Obviously, looking for restaurants isn’t helpful if I can’t find any, which means that I’d also need to understand the nature of the businesses that sit within my visual field.  This understanding could come about only through accurate geolocation of my position and a knowledge of the locations of other points of relevance, like restaurants, stores, and landmarks.  You could get that from a geo-database something like what Google provides, or you could get it from an “information field”.

Those of you who have read my own IoT views know that “information fields” are contextualized repositories of information that intercept a user’s own “information field” as the user moves around or changes goals.  Unlike geo-databases that would require someone to host them (and would likely be available only as a service), information fields would be asserted by companies or individuals, and would likely represent a hosted event-driven process.  An augmented reality user would assert a field, and so would anything that wanted explicit representation in user augmented reality displays.

The problem with my model is that you’d need a standard framework for the interaction of information fields with events and with each other.  Frankly, I think that neither IoT nor augmented reality can be fully successful without one, but it’s hard for me to see how a body could take up something like that and get the job done in time to influence the market.  Might a vendor, a cloud provider, offer an open strategy?  They could, and both Amazon and Google would have a lot to gain in the process.  Of the two, I think Amazon is the more likely mover, since Google already has (to support its Maps service) the geo-database that would likely be the foundation of the alternative to information fields.  But more on this later.

Requirement three may seem almost contradictory; an augmented reality system has to be restrictive.  It has to get out of the way under special circumstances, where the augmentation might put the user at risk in the real world.  That it’s critical that a user walking down a New York sidewalk not end up falling into an open subway grate or walking into traffic is obvious.  That a commercially exploitive model of augmented reality might realistically be expected to pepper the visual field with ads is also obvious.

I’ve talked with some augmented reality researchers who say that experience shows that the difference between “clutter” and “augmentation” is subtle.  This is one place where AI could come into play, because it would be very valuable for an augmented reality system to learn from user management of the density of the augmented part of the display, and enforce similar densities under similar conditions.

In this area, and in others as well, a big part of the benefit of augmented reality depends on AI.  The problem is that too many things are going on in the real world to allow the user to frame missions to filter and label them.  You need at the least machine learning, and better yet you need a mechanism to predict what will be valuable.  Cull through recent web searches, texts, emails, and so forth, and you could (as an AI agent process) take a good guess at what a user might be doing at any moment, and by knowing that, provide better contextual support and augmented reality relevance.

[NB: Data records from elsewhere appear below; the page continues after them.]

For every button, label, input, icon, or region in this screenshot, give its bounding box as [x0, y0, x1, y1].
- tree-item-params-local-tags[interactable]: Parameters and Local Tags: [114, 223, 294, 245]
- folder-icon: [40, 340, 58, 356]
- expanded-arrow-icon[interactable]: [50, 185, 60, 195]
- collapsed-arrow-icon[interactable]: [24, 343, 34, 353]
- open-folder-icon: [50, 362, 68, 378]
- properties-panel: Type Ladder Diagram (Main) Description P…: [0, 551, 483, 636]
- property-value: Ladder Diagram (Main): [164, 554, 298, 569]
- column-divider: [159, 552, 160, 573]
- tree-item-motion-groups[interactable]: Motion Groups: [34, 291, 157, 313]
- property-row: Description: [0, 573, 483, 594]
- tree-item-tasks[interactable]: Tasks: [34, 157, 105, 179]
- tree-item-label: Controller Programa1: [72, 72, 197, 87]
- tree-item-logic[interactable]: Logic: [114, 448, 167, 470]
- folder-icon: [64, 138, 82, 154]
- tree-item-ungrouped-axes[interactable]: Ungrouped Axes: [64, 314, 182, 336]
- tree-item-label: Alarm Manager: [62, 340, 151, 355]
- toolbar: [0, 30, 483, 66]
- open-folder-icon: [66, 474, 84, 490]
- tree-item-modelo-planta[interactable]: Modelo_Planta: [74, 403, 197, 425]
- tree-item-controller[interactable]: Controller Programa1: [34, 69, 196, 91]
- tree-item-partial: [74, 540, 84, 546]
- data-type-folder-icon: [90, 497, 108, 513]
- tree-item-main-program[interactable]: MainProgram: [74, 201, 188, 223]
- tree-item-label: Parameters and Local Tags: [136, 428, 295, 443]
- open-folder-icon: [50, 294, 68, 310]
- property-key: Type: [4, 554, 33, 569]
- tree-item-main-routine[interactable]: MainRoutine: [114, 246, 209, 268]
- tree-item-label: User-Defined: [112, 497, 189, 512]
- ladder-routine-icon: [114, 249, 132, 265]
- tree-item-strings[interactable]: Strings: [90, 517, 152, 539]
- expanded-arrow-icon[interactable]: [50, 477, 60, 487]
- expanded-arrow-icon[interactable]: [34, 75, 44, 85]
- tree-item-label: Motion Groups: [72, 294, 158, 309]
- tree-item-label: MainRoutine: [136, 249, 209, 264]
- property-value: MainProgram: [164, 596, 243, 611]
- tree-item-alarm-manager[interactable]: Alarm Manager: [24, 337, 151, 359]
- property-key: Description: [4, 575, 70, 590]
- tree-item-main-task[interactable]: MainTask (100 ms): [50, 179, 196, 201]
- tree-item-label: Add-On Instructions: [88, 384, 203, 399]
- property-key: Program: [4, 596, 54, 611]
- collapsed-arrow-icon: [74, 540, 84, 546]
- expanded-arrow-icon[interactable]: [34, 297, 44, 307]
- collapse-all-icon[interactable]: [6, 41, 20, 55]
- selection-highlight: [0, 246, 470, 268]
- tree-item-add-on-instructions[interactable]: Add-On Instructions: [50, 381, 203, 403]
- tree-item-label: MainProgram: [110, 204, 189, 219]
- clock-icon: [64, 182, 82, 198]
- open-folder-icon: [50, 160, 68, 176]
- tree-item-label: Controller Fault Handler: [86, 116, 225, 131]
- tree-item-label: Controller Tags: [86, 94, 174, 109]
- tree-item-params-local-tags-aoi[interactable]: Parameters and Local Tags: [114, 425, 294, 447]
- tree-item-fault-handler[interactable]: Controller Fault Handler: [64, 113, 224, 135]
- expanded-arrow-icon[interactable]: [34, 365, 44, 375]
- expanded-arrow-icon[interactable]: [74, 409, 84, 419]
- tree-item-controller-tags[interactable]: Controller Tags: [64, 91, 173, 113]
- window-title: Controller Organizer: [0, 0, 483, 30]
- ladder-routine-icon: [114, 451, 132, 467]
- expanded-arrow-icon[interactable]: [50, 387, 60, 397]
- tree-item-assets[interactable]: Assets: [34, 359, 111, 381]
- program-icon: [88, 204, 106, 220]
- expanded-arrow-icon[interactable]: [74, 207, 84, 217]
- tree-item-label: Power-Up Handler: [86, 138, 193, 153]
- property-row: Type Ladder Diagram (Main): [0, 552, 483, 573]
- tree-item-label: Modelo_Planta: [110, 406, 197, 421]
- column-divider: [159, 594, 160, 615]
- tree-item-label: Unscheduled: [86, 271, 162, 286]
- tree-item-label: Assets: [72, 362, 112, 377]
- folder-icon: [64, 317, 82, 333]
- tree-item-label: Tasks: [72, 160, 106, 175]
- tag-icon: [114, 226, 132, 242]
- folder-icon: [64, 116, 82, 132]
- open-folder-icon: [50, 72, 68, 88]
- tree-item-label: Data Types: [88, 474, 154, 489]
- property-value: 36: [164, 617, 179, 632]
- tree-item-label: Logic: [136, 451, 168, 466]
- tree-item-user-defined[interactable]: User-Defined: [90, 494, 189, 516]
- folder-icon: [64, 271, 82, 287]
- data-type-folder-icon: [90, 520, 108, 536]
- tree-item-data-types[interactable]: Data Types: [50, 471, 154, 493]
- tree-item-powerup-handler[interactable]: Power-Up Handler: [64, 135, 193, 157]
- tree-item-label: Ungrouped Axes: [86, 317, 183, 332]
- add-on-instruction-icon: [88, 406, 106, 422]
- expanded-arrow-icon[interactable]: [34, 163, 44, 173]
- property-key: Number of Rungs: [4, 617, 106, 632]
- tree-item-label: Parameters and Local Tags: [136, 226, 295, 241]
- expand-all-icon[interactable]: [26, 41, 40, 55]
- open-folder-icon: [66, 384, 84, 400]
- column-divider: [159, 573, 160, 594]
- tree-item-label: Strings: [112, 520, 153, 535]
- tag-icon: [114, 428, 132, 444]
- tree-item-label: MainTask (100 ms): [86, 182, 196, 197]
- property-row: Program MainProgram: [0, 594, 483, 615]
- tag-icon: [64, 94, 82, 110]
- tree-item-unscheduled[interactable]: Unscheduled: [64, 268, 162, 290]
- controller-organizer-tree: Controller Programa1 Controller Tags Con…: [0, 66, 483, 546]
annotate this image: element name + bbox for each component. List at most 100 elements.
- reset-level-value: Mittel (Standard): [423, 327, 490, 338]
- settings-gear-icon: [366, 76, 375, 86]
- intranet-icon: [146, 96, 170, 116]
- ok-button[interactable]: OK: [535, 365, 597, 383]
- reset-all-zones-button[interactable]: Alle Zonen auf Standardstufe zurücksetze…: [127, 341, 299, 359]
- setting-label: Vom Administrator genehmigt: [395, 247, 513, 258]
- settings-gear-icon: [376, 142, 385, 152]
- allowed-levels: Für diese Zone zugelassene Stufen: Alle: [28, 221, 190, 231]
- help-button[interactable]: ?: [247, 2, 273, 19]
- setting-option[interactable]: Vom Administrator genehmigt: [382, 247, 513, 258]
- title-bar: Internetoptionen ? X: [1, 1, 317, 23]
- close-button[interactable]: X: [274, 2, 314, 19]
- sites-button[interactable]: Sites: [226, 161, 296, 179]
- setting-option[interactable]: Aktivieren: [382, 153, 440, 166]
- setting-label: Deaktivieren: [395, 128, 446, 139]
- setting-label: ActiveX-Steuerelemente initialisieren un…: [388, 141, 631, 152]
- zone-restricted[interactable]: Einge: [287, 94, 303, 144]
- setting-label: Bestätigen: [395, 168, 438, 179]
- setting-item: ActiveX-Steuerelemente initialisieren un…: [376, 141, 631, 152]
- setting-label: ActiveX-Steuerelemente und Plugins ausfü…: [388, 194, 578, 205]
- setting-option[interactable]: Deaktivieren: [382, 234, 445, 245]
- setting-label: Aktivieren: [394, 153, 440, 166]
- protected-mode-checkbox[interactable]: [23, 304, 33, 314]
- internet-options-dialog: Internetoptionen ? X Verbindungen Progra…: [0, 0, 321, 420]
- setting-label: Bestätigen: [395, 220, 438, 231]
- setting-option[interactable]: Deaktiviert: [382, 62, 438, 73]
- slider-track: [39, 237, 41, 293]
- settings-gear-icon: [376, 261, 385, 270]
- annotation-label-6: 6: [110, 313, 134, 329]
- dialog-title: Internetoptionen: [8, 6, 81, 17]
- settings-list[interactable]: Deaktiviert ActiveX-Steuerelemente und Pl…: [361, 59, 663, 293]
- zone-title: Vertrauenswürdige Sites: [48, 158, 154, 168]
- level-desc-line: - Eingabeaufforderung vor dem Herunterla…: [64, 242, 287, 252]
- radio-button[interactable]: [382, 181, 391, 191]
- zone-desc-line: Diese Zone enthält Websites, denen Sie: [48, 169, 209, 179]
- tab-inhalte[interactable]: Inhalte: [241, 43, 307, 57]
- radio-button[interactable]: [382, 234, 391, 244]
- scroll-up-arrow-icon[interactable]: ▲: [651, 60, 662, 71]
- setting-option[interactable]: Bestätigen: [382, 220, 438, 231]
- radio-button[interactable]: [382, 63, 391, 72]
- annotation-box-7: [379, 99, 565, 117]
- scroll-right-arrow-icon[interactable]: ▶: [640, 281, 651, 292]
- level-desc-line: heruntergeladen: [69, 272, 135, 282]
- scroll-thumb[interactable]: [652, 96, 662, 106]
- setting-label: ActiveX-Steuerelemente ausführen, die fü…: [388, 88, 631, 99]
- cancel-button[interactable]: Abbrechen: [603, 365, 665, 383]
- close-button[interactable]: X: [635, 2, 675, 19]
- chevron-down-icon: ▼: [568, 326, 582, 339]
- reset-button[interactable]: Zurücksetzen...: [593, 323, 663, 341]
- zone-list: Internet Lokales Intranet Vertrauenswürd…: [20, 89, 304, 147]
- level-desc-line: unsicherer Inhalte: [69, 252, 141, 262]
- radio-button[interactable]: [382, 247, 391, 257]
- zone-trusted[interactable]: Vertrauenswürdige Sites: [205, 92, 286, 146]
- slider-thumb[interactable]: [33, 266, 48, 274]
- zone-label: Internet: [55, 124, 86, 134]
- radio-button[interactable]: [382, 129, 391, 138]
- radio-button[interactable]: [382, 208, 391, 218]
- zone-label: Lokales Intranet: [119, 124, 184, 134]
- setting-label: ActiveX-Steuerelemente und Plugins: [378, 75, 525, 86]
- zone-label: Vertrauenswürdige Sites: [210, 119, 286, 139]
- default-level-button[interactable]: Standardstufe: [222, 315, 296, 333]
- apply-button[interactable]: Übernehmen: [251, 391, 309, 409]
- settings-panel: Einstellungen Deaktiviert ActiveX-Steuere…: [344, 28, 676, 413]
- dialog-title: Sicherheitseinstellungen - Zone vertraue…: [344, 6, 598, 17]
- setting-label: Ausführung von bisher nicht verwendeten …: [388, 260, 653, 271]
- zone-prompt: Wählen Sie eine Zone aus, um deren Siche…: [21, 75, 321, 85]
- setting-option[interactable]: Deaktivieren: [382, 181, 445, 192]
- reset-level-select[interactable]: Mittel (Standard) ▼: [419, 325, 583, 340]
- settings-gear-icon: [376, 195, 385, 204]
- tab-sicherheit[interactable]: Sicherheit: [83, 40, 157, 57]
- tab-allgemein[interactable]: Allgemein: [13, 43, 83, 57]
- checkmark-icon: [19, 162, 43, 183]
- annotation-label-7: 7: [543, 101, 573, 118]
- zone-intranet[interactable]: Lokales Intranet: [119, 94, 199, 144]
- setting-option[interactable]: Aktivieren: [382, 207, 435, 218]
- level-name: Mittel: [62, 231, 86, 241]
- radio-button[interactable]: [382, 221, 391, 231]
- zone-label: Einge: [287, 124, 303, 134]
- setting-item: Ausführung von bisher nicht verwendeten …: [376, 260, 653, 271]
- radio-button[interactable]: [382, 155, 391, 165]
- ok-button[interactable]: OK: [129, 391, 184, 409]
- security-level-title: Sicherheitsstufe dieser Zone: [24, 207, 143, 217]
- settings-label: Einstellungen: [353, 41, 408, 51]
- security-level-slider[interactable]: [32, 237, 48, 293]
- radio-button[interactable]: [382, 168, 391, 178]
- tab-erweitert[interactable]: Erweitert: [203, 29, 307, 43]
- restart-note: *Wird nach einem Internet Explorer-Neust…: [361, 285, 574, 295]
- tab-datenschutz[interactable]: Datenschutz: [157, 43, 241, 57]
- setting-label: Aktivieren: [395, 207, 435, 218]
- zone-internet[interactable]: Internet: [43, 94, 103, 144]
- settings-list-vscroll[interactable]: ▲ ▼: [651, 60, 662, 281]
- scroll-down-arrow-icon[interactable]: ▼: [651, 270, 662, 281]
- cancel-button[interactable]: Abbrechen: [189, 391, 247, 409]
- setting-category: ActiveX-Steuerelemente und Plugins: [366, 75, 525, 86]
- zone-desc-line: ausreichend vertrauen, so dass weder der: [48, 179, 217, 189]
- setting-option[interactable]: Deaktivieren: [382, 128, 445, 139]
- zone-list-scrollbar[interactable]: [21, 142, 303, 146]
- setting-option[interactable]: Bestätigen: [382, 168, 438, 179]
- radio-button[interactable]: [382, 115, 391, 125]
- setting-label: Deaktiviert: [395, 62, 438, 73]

Let me go back now to information fields.  This sounds like a totally off-the-wall concept, but it’s really the model of IoT that fits the Internet the best.  An information field can be analogous to a website, a place where information is stored.  The user, via another information field, can be visualized as a browser doing web-surfing.  Not by explicit clicking, but by moving, looking, living.  Every movement and action, glance and request, surfs the “information field web”.  Much of this approach could be implemented via a combination of event processing and the current Internet web-server model.

When the Worldwide Web came along, it was a technology-driven revolution in online thinking.  That was possible because a self-contained development opened a lot of doors.  Our challenge today is that most of those easy wins have already been won.  Today’s new technology, including augmented reality, is part of a complex implicit ecosystem whose individual parts have to be pulled through somehow to create a lot of glorious wholes.  Should we be thinking in those terms?  Surely.